In economic theory, economic rent is a payment to a factor of production or input in excess of that which is needed to keep it employed in its current use. The major components of economic rent include monopoly rent (income that accrues due to some degree of monopoly power) and land rent.

In classical economics, "rent" referred to a specific kind of income received by the owners of land and other gifts of nature (natural resources) and was thus often called "land rent." To Karl Marx and Henry George, this land-rent was seen as a form of exploitation. Land-owners were able to get "something for nothing" just because they controlled such important natural resources. (To Marx, the land-owners received a part of capitalist society's surplus-value that was redistributed from the industrial sector, where workers produced it.)

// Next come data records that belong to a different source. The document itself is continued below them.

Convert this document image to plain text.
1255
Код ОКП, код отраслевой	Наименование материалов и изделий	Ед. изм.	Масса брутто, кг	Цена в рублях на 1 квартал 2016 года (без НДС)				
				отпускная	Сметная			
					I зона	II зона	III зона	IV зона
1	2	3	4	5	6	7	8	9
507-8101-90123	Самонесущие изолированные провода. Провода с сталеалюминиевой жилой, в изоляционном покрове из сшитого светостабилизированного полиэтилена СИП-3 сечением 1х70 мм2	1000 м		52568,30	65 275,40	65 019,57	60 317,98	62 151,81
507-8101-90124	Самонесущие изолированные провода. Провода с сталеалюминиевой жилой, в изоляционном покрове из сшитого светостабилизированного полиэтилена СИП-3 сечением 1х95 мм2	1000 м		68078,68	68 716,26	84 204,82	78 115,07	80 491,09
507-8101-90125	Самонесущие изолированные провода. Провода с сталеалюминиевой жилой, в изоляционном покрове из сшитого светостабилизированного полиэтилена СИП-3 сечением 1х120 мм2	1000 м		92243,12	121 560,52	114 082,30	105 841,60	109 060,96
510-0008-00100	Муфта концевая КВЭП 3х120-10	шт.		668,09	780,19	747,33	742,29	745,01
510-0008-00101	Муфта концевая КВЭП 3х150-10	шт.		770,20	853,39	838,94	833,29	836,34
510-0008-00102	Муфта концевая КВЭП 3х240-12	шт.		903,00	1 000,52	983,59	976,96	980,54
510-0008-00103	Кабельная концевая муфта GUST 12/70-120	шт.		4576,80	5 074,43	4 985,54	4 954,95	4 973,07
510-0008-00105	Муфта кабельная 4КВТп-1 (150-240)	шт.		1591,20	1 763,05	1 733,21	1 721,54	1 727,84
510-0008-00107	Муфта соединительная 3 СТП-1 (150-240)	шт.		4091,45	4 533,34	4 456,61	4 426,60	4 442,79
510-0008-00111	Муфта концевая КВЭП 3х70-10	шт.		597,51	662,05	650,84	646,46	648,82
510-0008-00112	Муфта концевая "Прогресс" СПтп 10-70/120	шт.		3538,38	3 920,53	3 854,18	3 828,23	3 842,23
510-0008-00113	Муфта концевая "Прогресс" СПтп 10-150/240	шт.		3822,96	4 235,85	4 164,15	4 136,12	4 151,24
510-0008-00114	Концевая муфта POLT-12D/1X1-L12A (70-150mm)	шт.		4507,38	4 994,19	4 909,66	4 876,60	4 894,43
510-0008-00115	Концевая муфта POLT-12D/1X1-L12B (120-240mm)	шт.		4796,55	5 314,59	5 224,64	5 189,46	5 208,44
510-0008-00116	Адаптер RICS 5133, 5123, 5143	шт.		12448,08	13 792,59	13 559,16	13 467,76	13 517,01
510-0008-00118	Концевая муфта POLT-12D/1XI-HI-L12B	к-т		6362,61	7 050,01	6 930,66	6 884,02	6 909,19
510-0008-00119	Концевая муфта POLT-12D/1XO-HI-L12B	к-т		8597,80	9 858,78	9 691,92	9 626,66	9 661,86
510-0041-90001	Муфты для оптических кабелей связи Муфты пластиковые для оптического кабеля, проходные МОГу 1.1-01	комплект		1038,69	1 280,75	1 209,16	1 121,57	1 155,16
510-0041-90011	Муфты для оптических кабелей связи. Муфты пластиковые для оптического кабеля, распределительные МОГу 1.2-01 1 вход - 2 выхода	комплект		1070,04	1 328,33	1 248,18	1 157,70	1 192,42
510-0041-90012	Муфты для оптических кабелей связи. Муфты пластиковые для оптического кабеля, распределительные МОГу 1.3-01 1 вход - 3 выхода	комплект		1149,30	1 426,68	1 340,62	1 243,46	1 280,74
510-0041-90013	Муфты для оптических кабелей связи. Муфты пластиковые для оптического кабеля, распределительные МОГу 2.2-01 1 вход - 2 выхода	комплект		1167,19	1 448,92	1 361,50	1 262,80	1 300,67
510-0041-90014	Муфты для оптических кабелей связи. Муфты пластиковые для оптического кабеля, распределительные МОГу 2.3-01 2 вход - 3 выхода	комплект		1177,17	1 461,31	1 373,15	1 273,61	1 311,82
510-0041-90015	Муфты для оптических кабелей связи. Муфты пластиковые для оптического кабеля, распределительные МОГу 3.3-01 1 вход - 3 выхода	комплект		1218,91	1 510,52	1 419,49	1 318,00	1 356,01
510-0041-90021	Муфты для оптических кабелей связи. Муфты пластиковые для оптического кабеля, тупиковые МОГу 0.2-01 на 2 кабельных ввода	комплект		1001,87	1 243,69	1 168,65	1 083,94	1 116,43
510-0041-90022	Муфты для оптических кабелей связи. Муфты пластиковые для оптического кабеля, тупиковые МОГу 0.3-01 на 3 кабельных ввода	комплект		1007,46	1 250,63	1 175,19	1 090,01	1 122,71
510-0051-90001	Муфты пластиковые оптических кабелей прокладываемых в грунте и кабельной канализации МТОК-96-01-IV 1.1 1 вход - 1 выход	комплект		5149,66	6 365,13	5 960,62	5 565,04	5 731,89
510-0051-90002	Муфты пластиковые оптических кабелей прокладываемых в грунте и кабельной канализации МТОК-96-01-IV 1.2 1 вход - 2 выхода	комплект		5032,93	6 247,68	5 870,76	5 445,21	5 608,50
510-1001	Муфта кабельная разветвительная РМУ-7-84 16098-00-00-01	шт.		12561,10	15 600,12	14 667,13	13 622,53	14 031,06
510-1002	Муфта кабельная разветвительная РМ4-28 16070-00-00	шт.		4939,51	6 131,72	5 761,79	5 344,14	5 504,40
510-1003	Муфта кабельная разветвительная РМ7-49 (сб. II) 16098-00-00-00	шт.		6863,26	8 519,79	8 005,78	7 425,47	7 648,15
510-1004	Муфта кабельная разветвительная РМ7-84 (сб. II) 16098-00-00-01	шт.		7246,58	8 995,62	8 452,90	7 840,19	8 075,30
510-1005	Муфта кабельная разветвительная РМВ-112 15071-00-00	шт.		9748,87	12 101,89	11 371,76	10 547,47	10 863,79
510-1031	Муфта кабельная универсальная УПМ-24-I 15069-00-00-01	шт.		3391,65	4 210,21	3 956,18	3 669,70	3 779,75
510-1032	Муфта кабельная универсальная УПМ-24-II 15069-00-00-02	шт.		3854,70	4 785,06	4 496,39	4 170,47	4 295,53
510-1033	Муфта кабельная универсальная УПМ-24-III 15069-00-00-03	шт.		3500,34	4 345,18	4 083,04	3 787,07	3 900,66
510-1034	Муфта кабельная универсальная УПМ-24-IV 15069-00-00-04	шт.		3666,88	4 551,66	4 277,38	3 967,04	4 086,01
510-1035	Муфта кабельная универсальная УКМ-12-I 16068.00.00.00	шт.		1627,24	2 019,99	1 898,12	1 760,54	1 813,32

Modern neoclassical economics has generalized this theory to suggest that the owner of any kind of input can receive economic rent due to unique qualities of that input. Rent is thus a payment received for special advantages of any sort. For example, an excellent professional basketball player typically earns much more income than is necessary to compensate him or her for the training, effort, practice, and the like needed to become a player. The payment may not always be in terms of money. It may also come in terms of the privileges of fame.

Because receiving a rent involves an individual or corporation getting "something for nothing", economists see them as investing in rent seeking activities, i.e. spending to get special privileges from the government or from market positions.


Two types of factor rent

  • Classical factor rent -- This is the return to a factor above and beyond the amount necessary to induce the supplier to offer the input to the market. This corresponds to the notion of a producers' surplus or "scarcity rent." This type of economic rent arises because of scarcity in the supply of inputs. If factor supply is perfectly elastic, there would be no producers' surplus and no economic rents.
  • Paretian factor rent - This is the return to a factor above and beyond the amount that the factor supplier would receive in its next-best alternative use. This type of economic rent draws on the notion of opportunity costs. For example, if someone is earning $20,000 for a job, and the next best job pays $15,000, then the economic rent is the difference between the two of $5,000.